Posted by: nonanon at March 14, 2013 10:12 AM
The illegality of using a residence for a business in a location where zoning doesn't allow it isn't that big of a hurdle, and the listing agent is probably taking that into account.
As I understand it, all one would have to do is go through the process of obtaining a conditional use authorization and if the neighbors aren't opposed (because you aren't trying to run a massage studio, for example), then it isn't that big of a deal.
I still don't think that a libertarian ideologue like Peter Thiel would actually do that for 170 Saint Germain, however.
Posted by: Brahma (incensed renter) at March 14, 2013 11:39 AM
Actually, this house was built as a residence for a doctor. He himself converted it to a hospital, and it was later converted to a boarding house. It has been renovated piecemeal over the years, and still feels like a maze, with no single style dominating inside. What it will take to make it a true single-family again is for the price to drop appreciably, and for someone to put in several hundred thousand to unify its disjointed interior design (a la the old Hormel mansion up the street). But as it is now, I think the price has a way to go before anyone will seriously entertain diving in...

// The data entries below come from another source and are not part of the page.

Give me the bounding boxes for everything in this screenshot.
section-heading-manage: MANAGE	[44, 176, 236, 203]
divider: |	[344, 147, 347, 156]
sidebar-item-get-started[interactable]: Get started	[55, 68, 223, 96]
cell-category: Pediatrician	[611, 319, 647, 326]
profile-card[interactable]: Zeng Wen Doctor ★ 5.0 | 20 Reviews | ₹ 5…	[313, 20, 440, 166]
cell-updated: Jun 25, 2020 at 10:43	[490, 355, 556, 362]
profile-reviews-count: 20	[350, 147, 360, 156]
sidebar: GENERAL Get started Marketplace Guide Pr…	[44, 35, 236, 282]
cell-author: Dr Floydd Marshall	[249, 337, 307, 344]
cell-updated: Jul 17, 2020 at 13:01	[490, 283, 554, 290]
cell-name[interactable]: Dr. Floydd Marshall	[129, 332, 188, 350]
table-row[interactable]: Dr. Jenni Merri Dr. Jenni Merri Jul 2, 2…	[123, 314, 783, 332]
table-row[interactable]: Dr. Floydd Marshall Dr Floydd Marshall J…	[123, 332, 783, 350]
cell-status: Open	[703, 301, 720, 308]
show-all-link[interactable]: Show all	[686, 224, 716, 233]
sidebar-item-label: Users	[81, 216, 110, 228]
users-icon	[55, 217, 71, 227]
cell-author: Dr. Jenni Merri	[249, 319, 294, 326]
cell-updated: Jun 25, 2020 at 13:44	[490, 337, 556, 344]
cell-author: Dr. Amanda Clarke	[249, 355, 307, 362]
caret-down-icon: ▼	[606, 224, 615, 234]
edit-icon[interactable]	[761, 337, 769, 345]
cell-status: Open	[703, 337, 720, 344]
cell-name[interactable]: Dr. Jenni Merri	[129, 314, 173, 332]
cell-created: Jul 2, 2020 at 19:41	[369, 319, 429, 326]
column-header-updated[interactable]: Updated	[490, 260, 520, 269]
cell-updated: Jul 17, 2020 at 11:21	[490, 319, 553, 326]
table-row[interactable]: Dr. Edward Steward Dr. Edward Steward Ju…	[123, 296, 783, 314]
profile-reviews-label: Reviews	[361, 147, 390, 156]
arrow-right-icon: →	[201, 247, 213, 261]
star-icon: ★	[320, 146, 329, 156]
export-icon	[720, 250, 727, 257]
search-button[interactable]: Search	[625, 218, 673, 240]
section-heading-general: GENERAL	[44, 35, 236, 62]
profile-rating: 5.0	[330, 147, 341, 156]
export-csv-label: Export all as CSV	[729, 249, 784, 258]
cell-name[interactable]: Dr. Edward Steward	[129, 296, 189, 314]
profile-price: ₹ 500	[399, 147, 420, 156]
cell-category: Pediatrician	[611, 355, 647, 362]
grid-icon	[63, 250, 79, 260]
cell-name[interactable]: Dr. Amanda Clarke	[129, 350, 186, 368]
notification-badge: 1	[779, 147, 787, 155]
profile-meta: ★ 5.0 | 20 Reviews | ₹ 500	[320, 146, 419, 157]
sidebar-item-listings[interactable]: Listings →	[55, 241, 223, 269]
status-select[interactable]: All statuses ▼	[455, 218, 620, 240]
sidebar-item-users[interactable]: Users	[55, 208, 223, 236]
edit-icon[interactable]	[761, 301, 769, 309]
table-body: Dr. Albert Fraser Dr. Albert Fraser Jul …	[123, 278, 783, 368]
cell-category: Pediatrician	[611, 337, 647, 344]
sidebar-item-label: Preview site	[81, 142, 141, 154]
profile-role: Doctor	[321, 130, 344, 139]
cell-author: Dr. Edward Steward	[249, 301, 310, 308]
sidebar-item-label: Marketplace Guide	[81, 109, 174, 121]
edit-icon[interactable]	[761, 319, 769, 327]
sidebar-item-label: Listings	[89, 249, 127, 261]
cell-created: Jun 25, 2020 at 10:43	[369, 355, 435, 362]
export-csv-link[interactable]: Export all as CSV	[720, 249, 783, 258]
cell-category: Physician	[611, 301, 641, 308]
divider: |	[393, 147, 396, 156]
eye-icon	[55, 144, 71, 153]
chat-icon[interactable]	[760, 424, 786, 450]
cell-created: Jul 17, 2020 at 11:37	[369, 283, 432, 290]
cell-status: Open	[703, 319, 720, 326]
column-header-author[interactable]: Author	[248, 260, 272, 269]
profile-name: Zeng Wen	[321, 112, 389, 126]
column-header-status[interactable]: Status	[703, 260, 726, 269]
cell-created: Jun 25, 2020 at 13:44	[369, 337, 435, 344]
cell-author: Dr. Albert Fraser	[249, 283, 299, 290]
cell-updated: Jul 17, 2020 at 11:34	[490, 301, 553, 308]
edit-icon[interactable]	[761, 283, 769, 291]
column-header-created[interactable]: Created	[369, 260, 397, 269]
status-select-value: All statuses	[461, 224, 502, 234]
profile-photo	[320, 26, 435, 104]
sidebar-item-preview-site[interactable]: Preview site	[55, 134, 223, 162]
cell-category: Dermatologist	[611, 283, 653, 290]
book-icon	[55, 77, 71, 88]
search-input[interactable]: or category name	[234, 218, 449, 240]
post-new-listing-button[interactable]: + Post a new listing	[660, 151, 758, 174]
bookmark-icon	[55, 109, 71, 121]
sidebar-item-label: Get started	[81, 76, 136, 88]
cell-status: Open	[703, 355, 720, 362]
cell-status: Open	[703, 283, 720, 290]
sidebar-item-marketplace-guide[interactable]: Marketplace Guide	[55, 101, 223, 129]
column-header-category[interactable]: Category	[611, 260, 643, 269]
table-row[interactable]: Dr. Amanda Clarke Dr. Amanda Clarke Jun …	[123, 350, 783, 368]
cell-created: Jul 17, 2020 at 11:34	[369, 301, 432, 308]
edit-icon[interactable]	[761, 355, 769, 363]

Posted by: GAR at March 14, 2013 11:26 PM
If the houses that have been chopped up (meaning they are no longer SFHs) are more expensive I don't see how that makes single families more profitable.
Posted by: lyqwyd at March 14, 2013 11:33 PM
In the northern areas, they are worth much more in their original form as single family houses. With or without the blessings of the city, almost any house that was chopped up gets converted back when sold.
Posted by: conifer at March 15, 2013 12:33 AM
UPDATE: The page on the agent's website touting the property's potential as a "Tech Incubator" has been hastily removed.
Posted by: SocketSite at March 15, 2013 9:46 AM
After three months on the market, a price reduction and the quickly retracted sales pitch above, the listing for 21 Buena Vista Avenue has been withdrawn from the MLS without a reported sale.